There are nearly a dozen types of database. Some of the more commonly used categories of database include:
Hierarchical Databases
Developed in the 1960s, the hierarchical database looks similar to a family tree. A single object (the “parent”) has one or more objects beneath it (the “child”). No child can have more than one parent. In exchange for the rigid and complex navigation of the parent child structure, the hierarchical database offers high performance, as there’s easy access and a quick querying time. The Windows Registry is one example of this system.
Relational Databases
Relational databases are a system designed in the 1970s. This database commonly uses Structured Query Language (SQL) for operations like creating, reading, updating, and deleting (CRUD) data.
This database stores data in discrete tables, which can be joined together by fields known as foreign keys. For example, you might have a User table that contains data about your users, and join the users table to a Purchases table, which contains data about the purchases the users have made. MySQL, Microsoft SQL Server, and Oracle are examples.
Non-Relational Databases
Non-relational management systems are commonly referred to as NoSQL databases. This type of database matured due to increasingly complex modern web applications. These databases' varieties have proliferated over the last decade. Examples include MongoDB and Redis.
Object oriented databases
Object oriented databases store and manage objects on a database server's disk. Object oriented databases are unique because associations between objects can persist. This means that object oriented programming and the querying of data across complex relationships is fast and powerful. One example of an object oriented database is MongoDB Realm, where the query language constructs native objects through your chosen SDK. Object oriented programming is the most popular programming paradigm.
NoSQL
NoSQL is an umbrella term for any alternative system to traditional SQL databases. Sometimes, when we say NoSQL management systems, we mean any database that doesn't use a relational model. NoSQL databases use a data model that has a different structure than the rows and columns table structure used with RDBMS.
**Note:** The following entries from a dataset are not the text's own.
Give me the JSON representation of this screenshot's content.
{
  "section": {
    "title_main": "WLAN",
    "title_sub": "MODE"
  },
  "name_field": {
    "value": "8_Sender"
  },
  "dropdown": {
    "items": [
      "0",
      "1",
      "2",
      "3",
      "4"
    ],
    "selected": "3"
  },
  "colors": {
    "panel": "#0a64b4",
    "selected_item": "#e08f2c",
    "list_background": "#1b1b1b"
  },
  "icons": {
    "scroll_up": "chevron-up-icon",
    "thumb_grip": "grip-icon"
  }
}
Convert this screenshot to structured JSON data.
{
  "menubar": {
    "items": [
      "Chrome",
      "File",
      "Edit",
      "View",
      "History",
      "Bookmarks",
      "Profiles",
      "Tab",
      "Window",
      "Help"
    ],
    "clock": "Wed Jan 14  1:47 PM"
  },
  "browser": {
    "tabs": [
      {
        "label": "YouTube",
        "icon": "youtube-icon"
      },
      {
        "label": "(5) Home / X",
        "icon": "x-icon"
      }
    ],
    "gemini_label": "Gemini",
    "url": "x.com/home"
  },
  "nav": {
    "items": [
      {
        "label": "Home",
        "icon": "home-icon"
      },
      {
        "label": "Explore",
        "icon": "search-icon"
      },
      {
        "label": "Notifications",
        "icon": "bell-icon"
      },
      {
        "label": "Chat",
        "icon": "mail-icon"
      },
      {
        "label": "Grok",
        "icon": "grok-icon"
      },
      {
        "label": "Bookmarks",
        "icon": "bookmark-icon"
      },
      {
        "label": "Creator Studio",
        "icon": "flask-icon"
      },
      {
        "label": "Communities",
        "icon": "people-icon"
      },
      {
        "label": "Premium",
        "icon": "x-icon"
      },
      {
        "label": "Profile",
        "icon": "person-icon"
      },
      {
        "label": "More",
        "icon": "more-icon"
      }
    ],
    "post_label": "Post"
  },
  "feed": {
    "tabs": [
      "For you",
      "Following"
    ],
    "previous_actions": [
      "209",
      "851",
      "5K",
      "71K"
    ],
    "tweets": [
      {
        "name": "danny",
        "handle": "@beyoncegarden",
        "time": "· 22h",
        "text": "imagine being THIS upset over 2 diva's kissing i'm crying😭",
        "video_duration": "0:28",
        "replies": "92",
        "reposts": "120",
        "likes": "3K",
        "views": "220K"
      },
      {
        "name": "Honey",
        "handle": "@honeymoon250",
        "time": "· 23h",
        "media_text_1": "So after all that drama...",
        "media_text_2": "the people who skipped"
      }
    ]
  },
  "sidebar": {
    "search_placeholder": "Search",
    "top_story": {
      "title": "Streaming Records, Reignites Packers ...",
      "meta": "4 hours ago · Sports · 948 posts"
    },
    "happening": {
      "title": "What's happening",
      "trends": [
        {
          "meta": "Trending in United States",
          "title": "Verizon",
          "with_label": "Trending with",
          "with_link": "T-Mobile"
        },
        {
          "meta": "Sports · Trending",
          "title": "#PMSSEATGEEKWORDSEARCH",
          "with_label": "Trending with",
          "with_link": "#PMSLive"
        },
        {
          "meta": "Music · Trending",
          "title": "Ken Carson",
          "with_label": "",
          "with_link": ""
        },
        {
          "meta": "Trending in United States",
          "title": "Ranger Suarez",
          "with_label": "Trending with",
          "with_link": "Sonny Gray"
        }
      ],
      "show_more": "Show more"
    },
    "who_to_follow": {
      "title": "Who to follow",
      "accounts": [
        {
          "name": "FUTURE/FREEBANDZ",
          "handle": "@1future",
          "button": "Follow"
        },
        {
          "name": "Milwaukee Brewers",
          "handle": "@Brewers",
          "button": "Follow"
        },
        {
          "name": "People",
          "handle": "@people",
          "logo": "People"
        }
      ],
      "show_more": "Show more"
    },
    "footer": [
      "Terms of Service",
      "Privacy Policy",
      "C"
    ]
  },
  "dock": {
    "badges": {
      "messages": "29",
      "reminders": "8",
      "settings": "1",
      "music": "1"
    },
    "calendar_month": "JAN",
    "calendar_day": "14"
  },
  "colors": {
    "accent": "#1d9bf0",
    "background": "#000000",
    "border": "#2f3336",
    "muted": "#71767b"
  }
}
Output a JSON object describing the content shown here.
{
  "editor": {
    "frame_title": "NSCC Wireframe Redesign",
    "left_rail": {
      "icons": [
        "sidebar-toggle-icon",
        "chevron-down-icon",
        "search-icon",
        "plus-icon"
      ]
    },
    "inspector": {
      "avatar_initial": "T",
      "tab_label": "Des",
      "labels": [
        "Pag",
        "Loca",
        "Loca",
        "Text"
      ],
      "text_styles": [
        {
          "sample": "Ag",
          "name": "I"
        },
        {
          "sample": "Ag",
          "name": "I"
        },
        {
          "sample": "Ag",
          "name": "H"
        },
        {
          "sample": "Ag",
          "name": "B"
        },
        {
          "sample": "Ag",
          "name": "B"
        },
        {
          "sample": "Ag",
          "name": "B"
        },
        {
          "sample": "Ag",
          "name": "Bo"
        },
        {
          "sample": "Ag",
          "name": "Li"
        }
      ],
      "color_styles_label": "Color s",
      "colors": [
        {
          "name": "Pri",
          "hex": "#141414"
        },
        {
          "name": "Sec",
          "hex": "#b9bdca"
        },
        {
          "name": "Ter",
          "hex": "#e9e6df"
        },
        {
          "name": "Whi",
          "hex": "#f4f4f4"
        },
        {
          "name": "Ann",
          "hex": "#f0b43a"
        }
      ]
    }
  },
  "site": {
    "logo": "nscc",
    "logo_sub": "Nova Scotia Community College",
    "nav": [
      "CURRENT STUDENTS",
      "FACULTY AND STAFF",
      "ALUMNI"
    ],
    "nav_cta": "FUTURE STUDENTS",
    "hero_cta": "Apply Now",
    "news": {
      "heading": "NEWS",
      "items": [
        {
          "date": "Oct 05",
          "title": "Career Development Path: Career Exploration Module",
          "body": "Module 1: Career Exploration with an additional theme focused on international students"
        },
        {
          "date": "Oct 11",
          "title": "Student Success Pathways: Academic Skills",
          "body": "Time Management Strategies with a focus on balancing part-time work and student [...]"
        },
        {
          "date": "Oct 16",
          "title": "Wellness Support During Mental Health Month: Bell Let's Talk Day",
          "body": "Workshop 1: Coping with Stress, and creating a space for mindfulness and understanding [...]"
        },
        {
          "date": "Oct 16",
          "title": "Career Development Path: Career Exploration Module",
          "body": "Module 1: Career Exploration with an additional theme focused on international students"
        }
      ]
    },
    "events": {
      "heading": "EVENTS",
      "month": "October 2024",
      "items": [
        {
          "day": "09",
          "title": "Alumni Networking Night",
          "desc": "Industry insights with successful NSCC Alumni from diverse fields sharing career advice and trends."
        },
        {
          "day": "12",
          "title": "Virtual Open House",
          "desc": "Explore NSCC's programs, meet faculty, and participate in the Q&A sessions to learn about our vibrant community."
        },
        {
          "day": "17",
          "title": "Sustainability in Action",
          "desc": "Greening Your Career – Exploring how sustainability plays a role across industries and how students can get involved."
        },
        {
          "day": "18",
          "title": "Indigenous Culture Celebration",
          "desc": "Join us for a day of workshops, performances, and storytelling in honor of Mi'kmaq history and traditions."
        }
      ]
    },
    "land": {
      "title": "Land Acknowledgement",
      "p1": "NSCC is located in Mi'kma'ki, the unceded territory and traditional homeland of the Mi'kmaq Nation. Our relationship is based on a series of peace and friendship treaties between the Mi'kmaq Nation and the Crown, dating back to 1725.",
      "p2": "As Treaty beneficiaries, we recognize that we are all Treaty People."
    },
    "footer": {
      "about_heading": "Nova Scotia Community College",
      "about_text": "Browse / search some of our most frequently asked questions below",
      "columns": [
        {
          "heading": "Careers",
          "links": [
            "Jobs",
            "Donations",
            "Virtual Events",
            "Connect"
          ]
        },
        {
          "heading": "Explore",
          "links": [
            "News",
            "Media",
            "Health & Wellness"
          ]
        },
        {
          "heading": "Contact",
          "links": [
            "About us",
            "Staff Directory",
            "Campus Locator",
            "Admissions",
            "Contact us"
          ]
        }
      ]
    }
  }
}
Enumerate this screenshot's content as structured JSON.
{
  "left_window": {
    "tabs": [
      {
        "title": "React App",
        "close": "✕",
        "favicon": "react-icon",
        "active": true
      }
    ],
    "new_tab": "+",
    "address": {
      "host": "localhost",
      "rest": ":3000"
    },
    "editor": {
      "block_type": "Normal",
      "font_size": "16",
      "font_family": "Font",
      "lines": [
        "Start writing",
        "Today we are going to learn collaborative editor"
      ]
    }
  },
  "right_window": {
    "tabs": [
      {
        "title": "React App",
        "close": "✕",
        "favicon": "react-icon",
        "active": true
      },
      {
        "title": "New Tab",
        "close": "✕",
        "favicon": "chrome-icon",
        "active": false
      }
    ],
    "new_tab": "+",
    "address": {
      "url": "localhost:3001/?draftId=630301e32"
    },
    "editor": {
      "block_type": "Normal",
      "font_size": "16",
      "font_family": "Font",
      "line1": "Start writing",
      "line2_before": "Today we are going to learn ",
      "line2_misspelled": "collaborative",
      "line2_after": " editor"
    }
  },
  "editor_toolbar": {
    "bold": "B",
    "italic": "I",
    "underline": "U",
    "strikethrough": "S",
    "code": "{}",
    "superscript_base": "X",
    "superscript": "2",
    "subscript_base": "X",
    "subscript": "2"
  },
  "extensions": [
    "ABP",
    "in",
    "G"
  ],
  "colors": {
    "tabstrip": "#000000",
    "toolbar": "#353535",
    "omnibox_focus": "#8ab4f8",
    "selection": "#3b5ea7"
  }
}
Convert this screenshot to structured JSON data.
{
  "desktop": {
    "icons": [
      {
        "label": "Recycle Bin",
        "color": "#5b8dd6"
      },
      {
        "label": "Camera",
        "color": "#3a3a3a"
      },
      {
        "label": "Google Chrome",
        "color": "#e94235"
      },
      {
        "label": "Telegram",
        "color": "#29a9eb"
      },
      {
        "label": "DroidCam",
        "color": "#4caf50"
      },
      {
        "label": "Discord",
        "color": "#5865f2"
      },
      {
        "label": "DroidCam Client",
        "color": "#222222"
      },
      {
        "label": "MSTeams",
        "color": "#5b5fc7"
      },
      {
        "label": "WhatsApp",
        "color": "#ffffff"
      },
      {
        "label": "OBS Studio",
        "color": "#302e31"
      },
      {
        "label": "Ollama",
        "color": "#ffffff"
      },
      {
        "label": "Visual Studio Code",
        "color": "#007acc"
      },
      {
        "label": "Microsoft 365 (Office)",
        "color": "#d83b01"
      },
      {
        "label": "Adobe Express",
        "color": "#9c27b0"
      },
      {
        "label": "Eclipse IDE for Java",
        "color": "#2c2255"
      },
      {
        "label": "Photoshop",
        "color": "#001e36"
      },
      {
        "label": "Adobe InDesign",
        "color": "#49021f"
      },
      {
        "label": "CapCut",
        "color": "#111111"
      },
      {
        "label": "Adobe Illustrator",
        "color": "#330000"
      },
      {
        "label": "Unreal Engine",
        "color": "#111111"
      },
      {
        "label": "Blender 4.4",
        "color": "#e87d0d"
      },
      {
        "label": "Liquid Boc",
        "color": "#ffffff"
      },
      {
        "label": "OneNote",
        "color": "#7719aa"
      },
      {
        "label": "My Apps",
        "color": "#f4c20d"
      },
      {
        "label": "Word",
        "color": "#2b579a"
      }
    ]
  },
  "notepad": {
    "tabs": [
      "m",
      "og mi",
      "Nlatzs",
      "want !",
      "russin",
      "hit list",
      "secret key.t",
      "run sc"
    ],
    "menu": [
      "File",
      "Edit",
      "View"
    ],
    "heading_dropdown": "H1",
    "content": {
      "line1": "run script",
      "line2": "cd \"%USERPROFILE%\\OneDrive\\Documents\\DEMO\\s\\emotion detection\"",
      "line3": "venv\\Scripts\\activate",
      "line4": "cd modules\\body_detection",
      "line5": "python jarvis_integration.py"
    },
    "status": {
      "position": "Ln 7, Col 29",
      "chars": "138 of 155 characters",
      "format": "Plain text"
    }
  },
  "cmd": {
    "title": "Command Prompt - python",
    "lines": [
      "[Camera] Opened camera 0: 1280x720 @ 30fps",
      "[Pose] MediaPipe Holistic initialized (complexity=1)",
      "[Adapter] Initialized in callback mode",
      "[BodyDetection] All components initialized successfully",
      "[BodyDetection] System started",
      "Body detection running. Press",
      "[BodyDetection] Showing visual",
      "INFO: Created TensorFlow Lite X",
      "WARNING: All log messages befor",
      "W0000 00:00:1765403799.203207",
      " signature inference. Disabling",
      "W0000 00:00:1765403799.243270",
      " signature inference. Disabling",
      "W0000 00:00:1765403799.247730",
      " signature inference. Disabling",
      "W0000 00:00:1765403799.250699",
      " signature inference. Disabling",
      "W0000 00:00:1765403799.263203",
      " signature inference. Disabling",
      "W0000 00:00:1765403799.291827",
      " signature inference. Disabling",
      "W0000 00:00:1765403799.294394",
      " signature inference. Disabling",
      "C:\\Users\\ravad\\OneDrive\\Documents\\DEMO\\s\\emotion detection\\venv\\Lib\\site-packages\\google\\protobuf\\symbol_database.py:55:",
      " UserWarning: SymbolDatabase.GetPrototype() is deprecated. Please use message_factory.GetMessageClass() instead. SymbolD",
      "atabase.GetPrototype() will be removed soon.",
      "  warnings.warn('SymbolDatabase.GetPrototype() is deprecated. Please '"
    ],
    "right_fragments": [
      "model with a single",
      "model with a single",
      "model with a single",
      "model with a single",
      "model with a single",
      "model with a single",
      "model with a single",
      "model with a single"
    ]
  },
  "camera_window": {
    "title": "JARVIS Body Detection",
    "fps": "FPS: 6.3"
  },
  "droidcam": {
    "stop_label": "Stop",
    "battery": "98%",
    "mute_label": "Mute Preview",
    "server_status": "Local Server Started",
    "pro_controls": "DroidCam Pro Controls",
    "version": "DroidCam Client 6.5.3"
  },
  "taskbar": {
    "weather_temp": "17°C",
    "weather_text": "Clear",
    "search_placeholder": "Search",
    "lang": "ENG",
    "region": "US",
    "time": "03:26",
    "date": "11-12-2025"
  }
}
NoSQL databases are different from each other. There are four kinds of this database:
document databases,
key-value stores,
column-oriented databases, and
Graph databases
Document databases
A document database stores data in JSON, BSON, or XML documents. Documents in the database can be nested. Particular elements can be indexed for faster querying.
You can access, store, and retrieve documents from your network in a form that is much closer to the data objects used in applications, which means less translation is required to use and access the data in an application. SQL data must often be assembled and disassembled when moving between applications, storage, or more than one network.
Document databases are popular with developers because they offer the flexibility to rework their document structures as needed to suit their applications. The flexibility of this database speeds development — data becomes like code and is under the control of developers. They can more easily access and use it. In SQL databases, intervention by database administrators may be required to change the structure of a database.
Document databases are usually implemented with a scale-out architecture, providing a path to the scalability of data volumes and traffic. Use cases include eCommerce platforms, trading platforms, and mobile app development.
Key-value stores
This is the simplest type of NoSQL database. Every element is stored as a key-value pair consisting of an attribute name ("key") and a value. This database is like an RDBMS with two columns: the attribute name (such as "state") and the value (such as "Alaska").
Use cases for NoSQL databases include shopping carts, user preferences, and user profiles.
Column-oriented databases
While an RDBMS stores data in rows and reads it row by row, column-oriented databases are organized as a set of columns. When you want to run analytics on a small number of columns in the network, you can read those columns directly without consuming memory with unwanted data. Columns are of the same type and benefit from more efficient compression, making reads even faster. A column-oriented database can aggregate the value of a given column (adding up sales for the year, for example). Use cases of a column-oriented database include analytics.
While column-oriented databases are great for analytics, the way they write data makes it difficult for them to be consistent as writes of all the columns in the column-oriented database require multiple write events on disk. Relational databases don't suffer from this problem as row data is written contiguously to disk.
Graph databases
A graph database focuses on the relationship between data elements. Each element is contained as a node. The connections between elements in the database are called links or relationships. Connections are first-class elements of the database, stored directly.
A graph database is optimized to capture and search the connections between elements, overcoming the overhead associated with JOINing several tables in SQL. Very few real-world business systems can survive solely on graph databases. As a result, graph databases are usually run alongside more traditional databases.
Use cases include fraud detection and social networks.
These databases are diverse in their data formats and applications. Furthermore, systems store data in different ways:
Data can be stored in a structured document, similar to JSON (JavaScript Object Notation). MongoDB is a popular document distributed database.
Data can be in a key-value format that maps a single attribute (key) to its value. Redis and Riak KV are examples. They’re typically used for simple one-to-one relationships, like associating users with preferences.
A graph datastore uses nodes to represent objects and edges to describe the relationship between them. Neo4j is one example.
These differ from RDBMS in that they can be schema-agnostic, allowing unstructured and semi-structured data in a network to be stored and processed.